The Legacy of Valentino Garavani
The great and good of fashion and film gathered in Rome for the funeral of Italian fashion designer Valentino Garavani, who died on Monday at the age of 93. Guests dressed to ensure the designer was sent off in an appropriate atmosphere of impeccable elegance for which he was famous.
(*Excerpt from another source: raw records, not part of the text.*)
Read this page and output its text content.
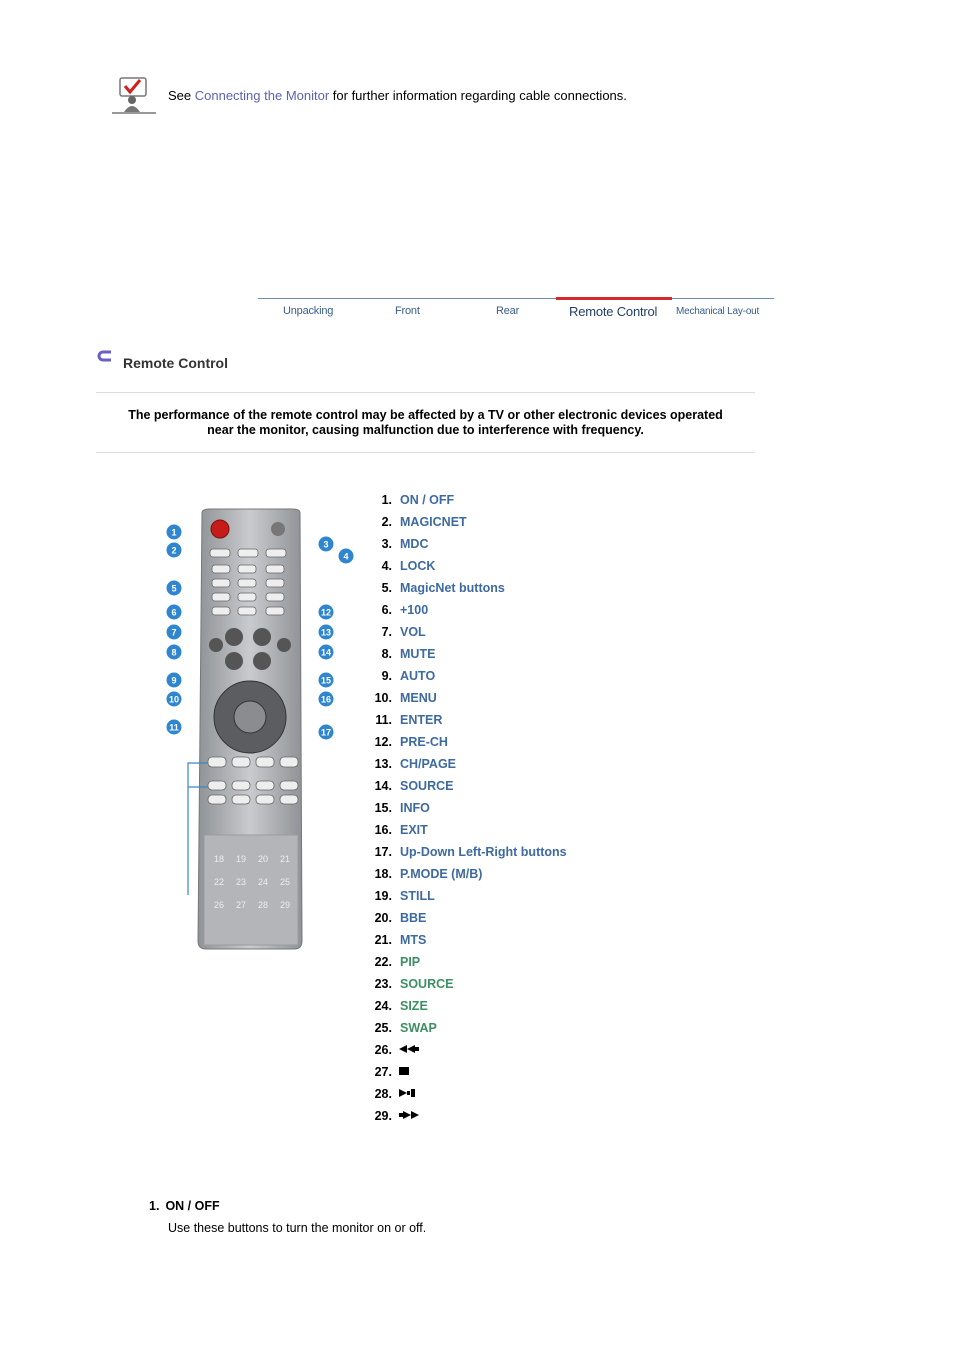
See Connecting the Monitor for further information regarding cable connections.
Unpacking	Front	Rear	Remote Control Mechanical Lay-out
Remote Control
The performance of the remote control may be affected by a TV or other electronic devices operated
near the monitor, causing malfunction due to interference with frequency.
1
2
3
4
5
6
7
8
9
10
11
12
13
14
15
16
17
18 19 20 21
22 23 24 25
26 27 28 29
1. ON / OFF
2. MAGICNET
3. MDC
4. LOCK
5. MagicNet buttons
6. +100
7. VOL
8. MUTE
9. AUTO
10. MENU
11. ENTER
12. PRE-CH
13. CH/PAGE
14. SOURCE
15. INFO
16. EXIT
17. Up-Down Left-Right buttons
18. P.MODE (M/B)
19. STILL
20. BBE
21. MTS
22. PIP
23. SOURCE
24. SIZE
25. SWAP
26.
27.
28.
29.
1. ON / OFF
Use these buttons to turn the monitor on or off.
A Half-Century Career in Fashion
After a half-century career in fashion, Valentino became something of a nickname for “Emperor”. American director Matt Tyrnauer of the 2008 documentary, Valentino: the last emperor explained: "He lives as lavishly as his clients and sets the standard for the industry. He excludes everything that is not beautiful." In addition to a 152-foot superyacht and a private jet, Valentino had a portfolio of properties in London, New York, Rome, Tuscany, Gstaad, and France.
Timeless Elegance
Valentino’s clothing reflects the idea of impeccable presentation. Using fashion to be camera-ready, in Valentino’s eyes, meant avoiding fashion trends, prints, and aesthetic excitement. Instead, they relied on timeless elegance, color blocking, and, of course, Valentino red, a mix of carmine and poppy red. “I know what women want,” Valentino once said. “They want to be beautiful.”
Influence on Fashion
Valentino’s designs have been loved by a range of celebrities over the decades, including Elizabeth Taylor, Jackie O, Princess Diana, Gwyneth Paltrow, and Nicola Peltz. His enduring influence on fashion can be attributed to his passion for beauty. As Alistair O’Neill, fashion professor at Central Saint Martins, explains: "He met his life and business partner, Mr. Giametti, in 1960 in front of a café on Via Veneto in Rome, where Federico Fellini was creating The Dolce Vita. This was the origin of the paparazzi, the idea that your every move is always visible."
Early Life and Career
Born in Lombardy in 1932 to a middle-class family, Valentino’s father was a businessman who sold electrical goods, while his mother was cultured and helpful. Valentino was interested in clothing from a young age: “Even as a little boy, my passion was design,” he once said; While still in elementary school, he helped his Aunt Rosa and another local seamstress with their creations. At the age of 18, he trained in haute couture at the Paris École des Beaux-Arts and the Chambre Syndicale.
Enduring Legacy
When Valentino retired in 2008, his design protégés Maria Grazia Chiuri and Pierpaolo Piccioli, both Italians, were appointed co-creative directors of the label. This very Italian idea of family is strong at Valentino. The seamstresses who have worked at Valentino throughout their careers contribute to the clear brand vision we see on the red carpet today and Valentino’s enduring fashion legacy. In 2010, Valentino told a fashion journalist: "I hope people will say: ‘Mr Valentino, he’s done something for fashion, hasn’t he?’" Yes, Mr Valentino, we can probably say that.